The Russian occupation shifted the high school graduate’s dream. The university was evacuated to Pokrovsk, and Anastasiia followed.
“In April 2022, I had to move again with the university, this time to Lutsk. I lived there for two years, and then, along with the university, we were evacuated again to the Lviv region, to Drohobych. It wasn’t just a single move, but a long journey of constant forced displacement. First Donetsk, then Pokrovsk, then Lutsk, and Drohobych. Eventually, I started working at the university and simultaneously joined the Rokada team,” Anastasiia says.

The feeling of home is when loved ones are near, when you always wait for the New Year holidays, and when you count the days until the beginning of summer to rest at the sea, she says.
“We had our own traditions that held us together. For the New Year holidays, we visited family in the region: the preparations, bags of gifts, the road, and conversations about who cooked what and at whose place we were gathering that year. Remembering these moments now is very painful, yet very heartwarming at the same time,” Anastasiia shares.

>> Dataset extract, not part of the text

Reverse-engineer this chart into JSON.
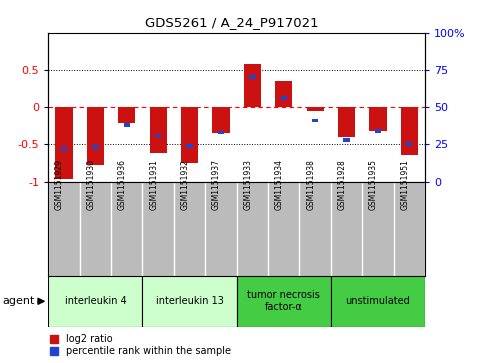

Now in Drohobych, with a daily view of the Carpathian Mountains, she sometimes imagines them to be her native Donetsk waste heaps.
“Before, the waste heaps were just something familiar and ordinary. But now, when I look at the mountains, I involuntarily remember them. To some, a waste heap is just an industrial landscape, but to me, it is part of my homeland, its character, and its skyline. They remind me of Donetsk, the road home, the vast expanses of the East, and the life that remains in my memory,” she reflects.

Most of all, Anastasiia Labuzova, like millions of other Ukrainians, dreams of victory and of a time when those forced to flee their homes will have the chance to reconnect with their roots.
“I don’t know what returning after victory will look like, but I know for sure: the connection to home never disappears, even when years, kilometers, and war stand between you and your native city. After everything we’ve been through, you value people, not things, the most. Family, support, the ability to stay in touch, simple conversations, and shared memories,” she notes.